Fix KR issues #3721

sknot-rh · 2020-09-29T14:40:42Z

Signed-off-by: Stanislav Knot sknot@redhat.com

Type of change

Bugfix

Description

Fixes #3710
All credits to @tombentley
Set timetouts to AdminClient;
Check whether the pod is in the CrashLoopBackOff

Checklist

Write tests
Make sure all tests pass
Update documentation
Check RBAC rights for Kubernetes / OpenShift roles
Try your changes from Pod inside your Kubernetes and OpenShift cluster, not just locally
Reference relevant issue(s) and close them after merging
Update CHANGELOG.md
Supply screenshots for visual changes, such as Grafana dashboards

tombentley

We need a test for this (ideally a regression test in the ST). And probably some test coverage in the KafkaRollerTest too.

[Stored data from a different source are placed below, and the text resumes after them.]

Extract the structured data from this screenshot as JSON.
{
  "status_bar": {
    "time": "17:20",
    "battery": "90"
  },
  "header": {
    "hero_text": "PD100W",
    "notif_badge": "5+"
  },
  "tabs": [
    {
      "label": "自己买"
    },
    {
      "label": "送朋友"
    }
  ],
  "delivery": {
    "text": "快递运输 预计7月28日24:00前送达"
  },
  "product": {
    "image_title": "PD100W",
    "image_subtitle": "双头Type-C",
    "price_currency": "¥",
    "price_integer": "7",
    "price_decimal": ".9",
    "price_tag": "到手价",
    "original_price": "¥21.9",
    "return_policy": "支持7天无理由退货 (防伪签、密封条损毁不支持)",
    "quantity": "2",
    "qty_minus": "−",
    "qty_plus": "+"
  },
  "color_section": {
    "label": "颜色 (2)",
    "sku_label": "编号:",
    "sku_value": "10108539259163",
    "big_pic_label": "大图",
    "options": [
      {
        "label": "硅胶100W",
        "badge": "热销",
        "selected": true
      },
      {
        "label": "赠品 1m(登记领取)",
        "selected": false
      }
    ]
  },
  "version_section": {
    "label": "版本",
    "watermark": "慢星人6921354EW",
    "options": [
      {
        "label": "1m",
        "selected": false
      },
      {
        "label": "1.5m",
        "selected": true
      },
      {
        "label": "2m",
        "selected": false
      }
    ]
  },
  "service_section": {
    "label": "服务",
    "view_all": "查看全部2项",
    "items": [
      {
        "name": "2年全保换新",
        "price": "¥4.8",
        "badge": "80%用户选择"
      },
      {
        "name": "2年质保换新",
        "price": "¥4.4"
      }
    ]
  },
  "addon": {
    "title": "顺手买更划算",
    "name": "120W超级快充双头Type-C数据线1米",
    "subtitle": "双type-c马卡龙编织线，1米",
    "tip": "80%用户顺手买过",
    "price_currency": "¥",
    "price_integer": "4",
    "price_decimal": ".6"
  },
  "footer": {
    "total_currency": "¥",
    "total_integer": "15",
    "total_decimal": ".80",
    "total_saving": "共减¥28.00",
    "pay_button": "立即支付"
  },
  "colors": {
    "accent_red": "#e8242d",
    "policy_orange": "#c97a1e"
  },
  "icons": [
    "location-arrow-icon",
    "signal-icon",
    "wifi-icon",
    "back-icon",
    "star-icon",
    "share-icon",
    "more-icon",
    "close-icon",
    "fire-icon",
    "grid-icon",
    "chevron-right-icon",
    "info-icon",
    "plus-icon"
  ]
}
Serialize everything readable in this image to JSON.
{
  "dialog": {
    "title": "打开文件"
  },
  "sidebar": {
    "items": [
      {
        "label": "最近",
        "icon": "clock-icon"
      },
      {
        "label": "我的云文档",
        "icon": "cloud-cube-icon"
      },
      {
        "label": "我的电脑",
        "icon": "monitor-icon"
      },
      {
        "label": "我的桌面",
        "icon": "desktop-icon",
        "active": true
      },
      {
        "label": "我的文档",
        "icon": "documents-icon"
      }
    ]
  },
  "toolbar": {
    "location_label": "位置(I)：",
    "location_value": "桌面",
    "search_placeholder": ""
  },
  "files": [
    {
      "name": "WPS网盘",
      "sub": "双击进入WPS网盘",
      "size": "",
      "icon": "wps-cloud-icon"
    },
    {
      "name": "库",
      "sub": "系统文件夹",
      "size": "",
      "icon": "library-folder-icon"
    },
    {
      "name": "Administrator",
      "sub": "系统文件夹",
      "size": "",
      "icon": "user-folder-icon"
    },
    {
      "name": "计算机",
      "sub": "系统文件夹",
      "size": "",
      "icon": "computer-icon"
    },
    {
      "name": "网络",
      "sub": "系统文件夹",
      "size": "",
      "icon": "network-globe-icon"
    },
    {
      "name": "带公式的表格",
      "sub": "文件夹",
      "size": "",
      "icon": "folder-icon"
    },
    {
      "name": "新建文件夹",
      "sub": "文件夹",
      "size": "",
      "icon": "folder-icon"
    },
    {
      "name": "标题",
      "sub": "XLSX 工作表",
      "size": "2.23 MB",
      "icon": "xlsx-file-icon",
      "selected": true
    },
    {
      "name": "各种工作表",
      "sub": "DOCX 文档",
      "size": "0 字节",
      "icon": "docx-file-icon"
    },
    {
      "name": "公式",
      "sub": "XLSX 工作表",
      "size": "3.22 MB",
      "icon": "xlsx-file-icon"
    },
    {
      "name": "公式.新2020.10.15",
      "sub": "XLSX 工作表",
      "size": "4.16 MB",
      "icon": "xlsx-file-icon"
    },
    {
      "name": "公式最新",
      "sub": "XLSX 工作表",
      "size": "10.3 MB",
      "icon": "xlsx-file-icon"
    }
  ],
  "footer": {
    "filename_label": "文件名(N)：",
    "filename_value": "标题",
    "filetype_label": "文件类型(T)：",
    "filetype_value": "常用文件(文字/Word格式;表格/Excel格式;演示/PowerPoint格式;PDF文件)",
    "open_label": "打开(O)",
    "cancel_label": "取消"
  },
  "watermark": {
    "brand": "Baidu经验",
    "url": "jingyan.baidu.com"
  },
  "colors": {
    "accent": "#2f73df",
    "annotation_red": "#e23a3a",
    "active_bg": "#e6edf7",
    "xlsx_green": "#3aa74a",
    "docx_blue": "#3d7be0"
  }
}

cluster-operator/src/main/java/io/strimzi/operator/cluster/operator/resource/KafkaRoller.java

tombentley · 2020-09-30T08:53:08Z

We also need to fix the logging part of the problem mentioned in #3710.

sknot-rh · 2020-10-01T08:05:22Z

@strimzi-ci run tests profile=regression testcase=io.strimzi.systemtest.rollingupdate.KafkaRollerST

Frawless · 2020-10-01T10:32:06Z

/azp run regression

azure-pipelines · 2020-10-01T10:32:16Z

Azure Pipelines successfully started running 1 pipeline(s).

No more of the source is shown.